Have you received a dismissal due to redundancy, with the argument that your work is no longer necessary due to organizational changes? It often happens that such a dismissal is invalid, and the employee has the right to challenge it.
Section 52(c) of the Labor Code stipulates: "An employer may terminate an employee’s contract only for the following reasons: if the employee becomes redundant as a result of the employer’s or a relevant authority’s decision to change its tasks, technical equipment, reduce the number of employees to increase work efficiency, or due to other organizational changes."
However, this does not mean that the employer has the right to adopt any organizational decision and, on that basis, dismiss an employee due to redundancy.
According to expert commentary on the Labor Code (JANŠOVÁ, Marie. § 52 [Grounds for Dismissal]. In: VALENTOVÁ, Klára, PROCHÁZKA, Jan, JANŠOVÁ, Marie, ODROBINOVÁ, Veronika, BRŮHA, Dominik et al. Labor Code. 2nd edition. Prague: C. H. Beck, 2022, p. 197, marg. no. 27.), it follows: "In later Supreme Court decisions, conclusions can be found, especially in situations where the employer implemented a different organizational arrangement, resulting in, for example, the merging of some positions, their separation, etc. If the specific type of work performed by the dismissed employee does not become redundant (in terms of its substantive content) considering the necessary professional structure of employees, another circumstance—such as a mere organizational restructuring of the employer—cannot serve as a basis for termination of employment under Section 52(c) (NS 21 Cdo 2457/2015 or 21 Cdo 4568/2017)."
The Supreme Court decision Ref. No. 21 Cdo 2457/2015 explicitly states: "It must be considered that an employee becomes redundant under Section 52(c) of the Labor Code when, due to the employer's decision regarding an organizational change, the employer no longer has the possibility to employ the worker in the position agreed upon in the employment contract.
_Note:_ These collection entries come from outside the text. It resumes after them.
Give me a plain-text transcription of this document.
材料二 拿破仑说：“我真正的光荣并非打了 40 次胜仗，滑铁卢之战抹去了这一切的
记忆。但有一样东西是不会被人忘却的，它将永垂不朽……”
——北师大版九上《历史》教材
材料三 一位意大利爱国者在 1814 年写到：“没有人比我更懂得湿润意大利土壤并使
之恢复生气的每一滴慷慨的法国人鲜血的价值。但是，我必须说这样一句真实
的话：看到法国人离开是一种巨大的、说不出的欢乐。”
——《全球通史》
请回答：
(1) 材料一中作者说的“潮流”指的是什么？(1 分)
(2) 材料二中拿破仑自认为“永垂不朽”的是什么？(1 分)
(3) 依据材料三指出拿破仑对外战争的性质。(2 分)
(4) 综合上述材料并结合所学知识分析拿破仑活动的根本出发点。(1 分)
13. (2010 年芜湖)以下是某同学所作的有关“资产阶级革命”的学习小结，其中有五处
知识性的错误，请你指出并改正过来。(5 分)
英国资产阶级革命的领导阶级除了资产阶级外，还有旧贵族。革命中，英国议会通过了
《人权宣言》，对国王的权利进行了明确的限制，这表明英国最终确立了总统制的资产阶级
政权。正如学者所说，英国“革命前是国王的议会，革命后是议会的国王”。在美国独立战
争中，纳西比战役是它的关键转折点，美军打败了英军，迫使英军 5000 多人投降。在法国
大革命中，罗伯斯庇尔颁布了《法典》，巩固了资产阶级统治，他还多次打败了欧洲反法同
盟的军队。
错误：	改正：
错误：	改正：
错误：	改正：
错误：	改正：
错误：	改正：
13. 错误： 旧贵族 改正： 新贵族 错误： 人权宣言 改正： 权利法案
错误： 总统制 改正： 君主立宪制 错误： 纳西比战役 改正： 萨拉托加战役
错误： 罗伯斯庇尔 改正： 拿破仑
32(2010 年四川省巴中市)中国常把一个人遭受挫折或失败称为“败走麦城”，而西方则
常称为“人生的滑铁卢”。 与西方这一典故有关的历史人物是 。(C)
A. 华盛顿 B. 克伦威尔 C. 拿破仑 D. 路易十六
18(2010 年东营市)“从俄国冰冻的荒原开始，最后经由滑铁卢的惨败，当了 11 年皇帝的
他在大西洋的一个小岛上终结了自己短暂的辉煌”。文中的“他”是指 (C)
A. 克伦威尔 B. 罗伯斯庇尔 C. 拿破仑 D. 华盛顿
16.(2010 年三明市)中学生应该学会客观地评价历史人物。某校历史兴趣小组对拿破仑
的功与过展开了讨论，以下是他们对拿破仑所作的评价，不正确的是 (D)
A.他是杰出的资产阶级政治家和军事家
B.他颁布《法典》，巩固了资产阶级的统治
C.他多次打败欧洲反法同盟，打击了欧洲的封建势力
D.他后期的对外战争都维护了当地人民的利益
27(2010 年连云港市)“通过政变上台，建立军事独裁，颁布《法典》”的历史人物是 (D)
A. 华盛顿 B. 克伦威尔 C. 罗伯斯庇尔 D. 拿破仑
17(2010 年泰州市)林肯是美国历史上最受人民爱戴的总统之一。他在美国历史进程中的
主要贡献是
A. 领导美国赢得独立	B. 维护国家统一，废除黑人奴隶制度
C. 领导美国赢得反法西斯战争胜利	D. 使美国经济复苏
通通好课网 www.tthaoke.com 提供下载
However, if the specific type of work agreed upon in the employment contract does not become redundant (in terms of its substantive content), another circumstance, such as merely a different organizational structure of the employer, cannot serve as a basis for termination of employment under Section 52(c) of the Labor Code."
The above case law indicates that, for the conditions of dismissal under Section 52(c) of the Labor Code to be met, it is necessary for the employee’s work itself to become redundant—not the employee as a worker.
This is logical to some extent: the employer could easily get rid of an inconvenient employee by transferring their work to another person, labeling it as an organizational change, and arguing that the employee is no longer needed. However, case law considers such situations and insists that the employee’s work itself must become redundant, preventing such misuse of the redundancy clause.
If you receive a dismissal you consider invalid, you must send the employer a formal notice under Section 69(1) of the Labor Code, stating that you insist on continuing your employment. If the employer does not respond, you must file a lawsuit with the court challenging the dismissal's validity under Section 72 of the Labor Code.
Additionally, according to case law (NS ČSSR 6 Cz 215/67 = Rc 57/1968, NS SR 6 Cz 1/91 = Rc 3/1992), the burden of proof regarding redundancy lies with the employer, not the employee.
Invalidating a dismissal can result in significant financial compensation for the employee—it is not uncommon for employers to be required to pay the employee one year’s salary or more.